The Marlowe
A love of crime

A love of crime

We take a look at a new production of an Agatha Christie story, and the even stranger tale of the Queen of Crime herself.

Love From A Stranger, which comes to our theatre in April, is a 1936 adaptation of a story called Philomel Cottage, first published in 1924. It centres around Cecily Harrington, a young woman from a staid and proper background who longs for adventure. After coming into money, she falls for the dashing adventurer Bruce Lovell, and abandons her friends and job for married bliss in a rural cottage. However, her handsome new husband may not be what he seems…

Love and its nastier side effects are common themes in Christie’s work, and it’s tempting to see some of the roots of that in her own life. Also, not only did Agatha write mysteries, she created one in her own life, when in 1926 she vanished, sparking a national search.

At the time Christie was just starting to enjoy success as a writer.

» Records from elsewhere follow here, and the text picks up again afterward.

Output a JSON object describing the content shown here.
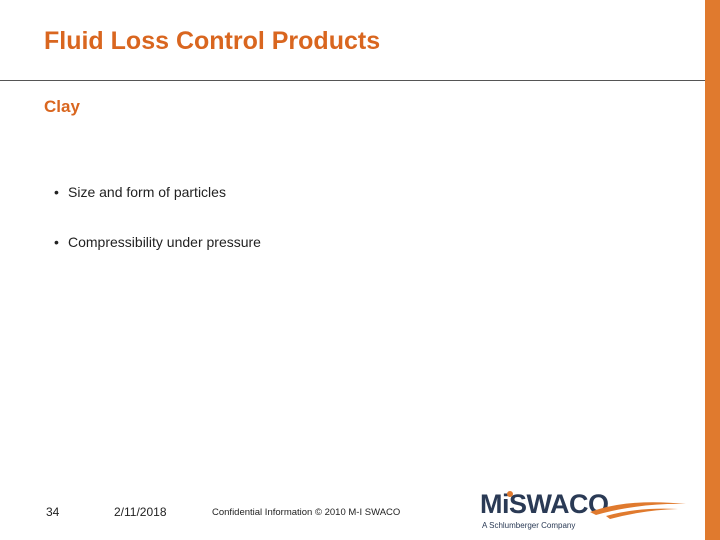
{
  "slide": {
    "title": "Fluid Loss Control Products",
    "subtitle": "Clay",
    "bullets": [
      "Size and form of particles",
      "Compressibility under pressure"
    ]
  },
  "footer": {
    "page_number": "34",
    "date": "2/11/2018",
    "confidential": "Confidential Information  © 2010 M-I SWACO"
  },
  "logo": {
    "name": "M-I SWACO",
    "tagline": "A Schlumberger Company"
  },
  "colors": {
    "accent": "#d9661f",
    "bar": "#e07a2e",
    "logo_text": "#2a3a55"
  }
}
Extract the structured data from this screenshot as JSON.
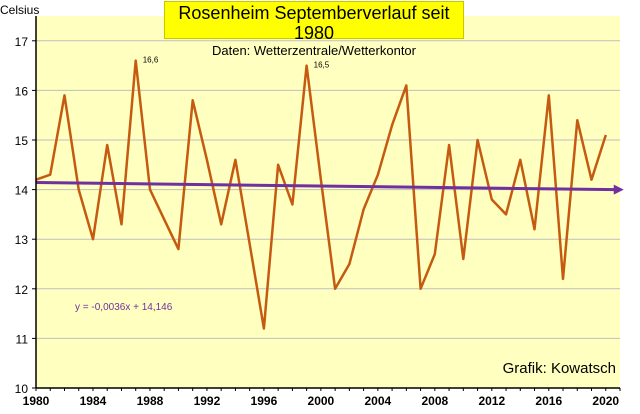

Her first novel The Mysterious Affair At Styles having been published in 1920, followed by several other works, all of which enjoyed modest success. In late 1926, her husband, Archie Christie, told Agatha he wanted a divorce, having fallen in love with a woman named Nancy Neele.

Immediately after this, Christie disappeared. She drove away from her home, having first gone to kiss her daughter goodbye. Her car was found abandoned. Despite a nationwide search and feverish press interest, she wasn’t found for 11 days – when she was discovered staying at a hotel in Harrogate, using the surname of her husband’s mistress. Christie never explained what had been in her mind when she ran away, and the there is no reference to it in her autobiography. Doctors at the time diagnosed amnesia, and speculation since has suggested that she had a mental breakdown, and was in a ‘fugue state’ – a type of dissociative disorder. Others have diagnosed depression, suggesting she planned to commit suicide, but her Christian faith prevented her, and she was later ashamed of the impulse. More sensationally, others have suggested she planned to disappear permanently, and frame her adulterous husband for murder.

If it was an attempt to bring about a reconciliation, it certainly failed – Archie divorced Agatha in 1928, and married his mistress. But: one of the probable reasons for the continued success of Christie’s work is the reliability of the endings – justice is done, the guilty are punished, and the innocent survivors have the promise of a happy future. Christie’s own life after the end of this drama was also satisfying. Her career went from strength to strength (her sales are surpassed only by the Bible and Shakespeare), and she found lasting marital happiness with her second husband, the archaeologist Max Mallowan, whom she married in 1930. Mallowan was 15 years her junior; she is said to have commented: “An archaeologist is the best husband a woman can have. The older she gets, the more interested he is in her.”